Oser avancer en toute liberté
Sortir du chapiteau, c’est accepter de faire un pas hors des sentiers battus.
C’est quitter les rôles prévisibles et le confort des routines pour avancer à tâtons, libéré de ses propres carcans, sans la protection sécurisante du connu mais avec un cœur grand ouvert.
Ma clowne m’a appris une leçon fondamentale : notre valeur ne réside pas dans la perfection de notre numéro, mais dans l’audace d’assumer notre vulnérabilité.
Le clown joue de ses maladresses, célèbre ses « bosses » et transforme ses failles en espaces de connexion authentique avec les autres.
Chacun de nous possède au fond de soi une part intime qui ne demande qu’à s’exprimer.
Carnet d’une clowne sans chapiteau: la suite du voyage
C’est précisément ce cheminement intérieur, fait de déséquilibres joyeux, de renoncements nécessaires et de reconnexion à soi, qui a guidé ma plume ces derniers mois.
Je suis très heureuse de vous annoncer la parution prochaine de mon livre : « Carnet d’une clowne sans chapiteau ».

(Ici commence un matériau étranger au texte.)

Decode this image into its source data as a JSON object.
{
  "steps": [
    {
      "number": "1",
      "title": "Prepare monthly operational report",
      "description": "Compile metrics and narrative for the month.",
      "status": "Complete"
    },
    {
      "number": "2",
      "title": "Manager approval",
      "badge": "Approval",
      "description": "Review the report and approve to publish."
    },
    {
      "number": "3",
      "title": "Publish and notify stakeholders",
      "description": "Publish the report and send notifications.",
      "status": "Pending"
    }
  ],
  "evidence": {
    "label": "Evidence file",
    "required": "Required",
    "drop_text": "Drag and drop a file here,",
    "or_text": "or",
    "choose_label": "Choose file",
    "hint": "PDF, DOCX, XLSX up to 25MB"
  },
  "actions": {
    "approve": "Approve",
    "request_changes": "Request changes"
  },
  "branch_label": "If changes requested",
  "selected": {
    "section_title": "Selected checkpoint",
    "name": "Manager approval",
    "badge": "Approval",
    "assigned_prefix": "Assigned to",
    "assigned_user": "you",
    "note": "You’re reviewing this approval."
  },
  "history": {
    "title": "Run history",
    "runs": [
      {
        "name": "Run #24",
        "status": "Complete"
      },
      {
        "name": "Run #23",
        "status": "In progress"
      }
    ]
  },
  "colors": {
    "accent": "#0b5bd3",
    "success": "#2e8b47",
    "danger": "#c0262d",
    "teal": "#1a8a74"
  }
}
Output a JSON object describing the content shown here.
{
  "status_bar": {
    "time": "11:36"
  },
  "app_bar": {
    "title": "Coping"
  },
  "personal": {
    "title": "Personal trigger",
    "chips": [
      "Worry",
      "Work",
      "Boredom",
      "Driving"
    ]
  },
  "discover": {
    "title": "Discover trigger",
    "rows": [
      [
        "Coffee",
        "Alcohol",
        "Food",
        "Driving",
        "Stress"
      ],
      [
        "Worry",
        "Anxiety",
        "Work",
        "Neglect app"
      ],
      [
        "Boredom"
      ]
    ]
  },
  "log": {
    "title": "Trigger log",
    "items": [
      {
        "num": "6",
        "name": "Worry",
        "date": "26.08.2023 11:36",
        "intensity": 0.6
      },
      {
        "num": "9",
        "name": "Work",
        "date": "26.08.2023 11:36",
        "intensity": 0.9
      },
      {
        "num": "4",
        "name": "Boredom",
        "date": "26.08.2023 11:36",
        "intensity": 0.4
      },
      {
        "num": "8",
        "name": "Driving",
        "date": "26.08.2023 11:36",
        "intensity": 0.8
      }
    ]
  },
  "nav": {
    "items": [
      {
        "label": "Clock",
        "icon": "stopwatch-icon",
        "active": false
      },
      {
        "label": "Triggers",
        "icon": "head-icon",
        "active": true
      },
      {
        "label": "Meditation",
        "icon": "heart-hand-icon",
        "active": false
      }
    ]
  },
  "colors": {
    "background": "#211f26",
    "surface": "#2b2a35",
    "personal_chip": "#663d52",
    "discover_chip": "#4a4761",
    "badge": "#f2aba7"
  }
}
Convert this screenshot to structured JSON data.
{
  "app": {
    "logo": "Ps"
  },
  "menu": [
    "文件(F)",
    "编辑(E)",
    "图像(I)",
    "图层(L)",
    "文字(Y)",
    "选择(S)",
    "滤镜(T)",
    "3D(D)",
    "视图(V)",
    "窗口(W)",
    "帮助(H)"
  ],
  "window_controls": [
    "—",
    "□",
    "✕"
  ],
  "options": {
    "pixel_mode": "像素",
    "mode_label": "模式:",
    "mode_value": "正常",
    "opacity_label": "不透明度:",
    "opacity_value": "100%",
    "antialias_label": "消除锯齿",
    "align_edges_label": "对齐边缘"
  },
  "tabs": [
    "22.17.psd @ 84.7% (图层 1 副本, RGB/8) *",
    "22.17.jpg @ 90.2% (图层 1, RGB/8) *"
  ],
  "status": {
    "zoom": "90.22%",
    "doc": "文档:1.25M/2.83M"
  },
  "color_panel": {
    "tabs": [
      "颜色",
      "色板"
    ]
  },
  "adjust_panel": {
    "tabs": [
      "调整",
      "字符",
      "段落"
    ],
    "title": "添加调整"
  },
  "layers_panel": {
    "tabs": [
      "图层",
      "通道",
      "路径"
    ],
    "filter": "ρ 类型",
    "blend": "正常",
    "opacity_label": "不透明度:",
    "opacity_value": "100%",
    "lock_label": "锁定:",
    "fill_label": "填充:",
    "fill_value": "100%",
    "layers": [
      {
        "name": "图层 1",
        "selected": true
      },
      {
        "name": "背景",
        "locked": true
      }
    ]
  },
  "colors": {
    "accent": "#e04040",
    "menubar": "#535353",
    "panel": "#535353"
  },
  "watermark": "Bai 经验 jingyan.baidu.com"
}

Conçu comme une invitation au voyage et à la liberté, cet ouvrage peut inspirer toutes celles et ceux qui souhaitent quitter leurs cadres devenus trop étroits et oser vivre la vie qu’ils n’ont pas encore osé vivre.
💬 Et vous, quel est ce « chapiteau » rassurant que vous avez choisi, qui vous permet de vous épanouir ou que vous aimeriez oser quitter aujourd’hui ?
J’ai hâte de lire vos réflexions et vos témoignages dans les commentaires ci-dessous !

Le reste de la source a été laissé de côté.